Later in our day, after still more wandering through Basel, we returned to our hotel where, despite the heat, we enjoyed a drink in the shade of the courtyard garden, before going out for dinner. We knew tomorrow would be a big day in the Alps, so we turned in early.
Our visit to the top of Mount Pilatus, not far from Lucerne, deserved a post of its own. You can visit it from the main menu or by this link.
Back in Basel after our day in the mountains, the evening was hot, though not as hot as the next day was forecast to be. We cleaned up at the hotel before venturing out for dinner. There were not many choices that appealed to us, but we came upon a local brasserie that, since we were getting very hungry, was good enough. The inside seating next to an open window provided an occasional breeze, but with no air conditioning it was still quite warm. After dinner we walked directly back to our hotel, and our comfy, dark room with AC, ahhh. We again slept the sleep of well-fed, exhausted hikers.
After checking out of the hotel we walked to the train station and put some of our items in a storage locker. Unencumbered we set off to explore the city further. It was already getting hot, and once out of the shadows of the buildings the sun was intense. As we had already walked most of the old town (that we could take in the heat), we opted for a stroll along the tree-lined Rhine to the Museum Tinguely.
Jean Tinguely (1925 –91) was a Swiss painter and sculptor whose sophisticated kinetic sculptures, which he termed métaméchaniques, or metamechanicals, are reminiscent of a cross between Rube Goldberg and Edward Scissorhands. The majority of his metamechanicals are powered by electric motors, and there are buttons on the floor that, when pressed, make the sculpture come alive with motion and sound.

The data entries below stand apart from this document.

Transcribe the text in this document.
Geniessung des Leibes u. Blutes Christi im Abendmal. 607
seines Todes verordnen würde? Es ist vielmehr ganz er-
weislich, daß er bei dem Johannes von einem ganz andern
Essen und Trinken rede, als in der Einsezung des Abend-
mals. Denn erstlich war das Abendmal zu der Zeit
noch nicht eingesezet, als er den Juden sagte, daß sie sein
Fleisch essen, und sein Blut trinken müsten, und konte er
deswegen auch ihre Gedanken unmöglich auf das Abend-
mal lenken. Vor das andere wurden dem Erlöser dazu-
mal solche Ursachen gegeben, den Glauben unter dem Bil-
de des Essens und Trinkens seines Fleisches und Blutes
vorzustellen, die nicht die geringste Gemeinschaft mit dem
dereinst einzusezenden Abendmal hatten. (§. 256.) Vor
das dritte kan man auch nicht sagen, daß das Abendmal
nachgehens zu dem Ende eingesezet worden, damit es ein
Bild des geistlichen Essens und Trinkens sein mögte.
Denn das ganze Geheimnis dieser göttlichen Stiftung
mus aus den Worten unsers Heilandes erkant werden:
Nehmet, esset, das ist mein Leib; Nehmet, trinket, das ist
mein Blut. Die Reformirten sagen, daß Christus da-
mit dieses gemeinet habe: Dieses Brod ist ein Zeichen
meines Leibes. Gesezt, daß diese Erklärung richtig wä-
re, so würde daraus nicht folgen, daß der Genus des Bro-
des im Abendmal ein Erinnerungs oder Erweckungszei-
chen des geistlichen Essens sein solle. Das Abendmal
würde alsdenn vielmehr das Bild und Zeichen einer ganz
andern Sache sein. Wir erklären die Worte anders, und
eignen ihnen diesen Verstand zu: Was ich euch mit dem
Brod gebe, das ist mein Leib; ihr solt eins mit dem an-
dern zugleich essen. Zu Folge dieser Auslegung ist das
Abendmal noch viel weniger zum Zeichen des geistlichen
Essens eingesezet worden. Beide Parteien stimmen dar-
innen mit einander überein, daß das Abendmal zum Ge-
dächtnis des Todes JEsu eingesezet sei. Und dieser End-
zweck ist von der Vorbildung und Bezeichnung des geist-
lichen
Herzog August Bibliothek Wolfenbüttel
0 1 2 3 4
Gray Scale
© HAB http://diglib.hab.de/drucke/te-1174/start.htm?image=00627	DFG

The motion serves no purpose other than to provide a delightful feast for the eyes, ears, and mind. I was spellbound watching and analyzing the movement of belts, pulleys, levers, rollers, and shafts that interconnectedly strike gongs, bells, keyboards, and other noise-making devices, or actuate pens that draw designs on paper. However, some of Tinguely’s more famous works had the goal of totally self-destructing once set into motion. Those works can only be seen on videos.
Many of his other works are installed in fountains since rather than using electric motors to create the motion, they use water provided through hoses to spin and move before spraying the water out in various directions.
By the time we finished the Museum Tinguely, we were beginning to get tired, hungry, and it was hotter still. The high temp was forecast in the mid-30s C (high-90s F). At this point we returned to the train station to retrieve our bag, purchased items for lunch at a grocery, and looked for some shade where we could wait the 45 minutes or so before our train departed for Strasbourg.
We headed toward the platform where our train was already waiting, and upon checking inside one of the cars found it to be air conditioned and COOL! The entire car was empty except for us as we enjoyed our lunch in comfort, and it wasn’t until just a few minutes before departure that it began to fill.
The uneventful return to Strasbourg was comfortable, and when we emerged from the Gare, the hot air reminded us that it was still summer here as well. The interior of our apartment wasn’t nearly as hot as out on the street, and with some iced water in hand it was good to be home.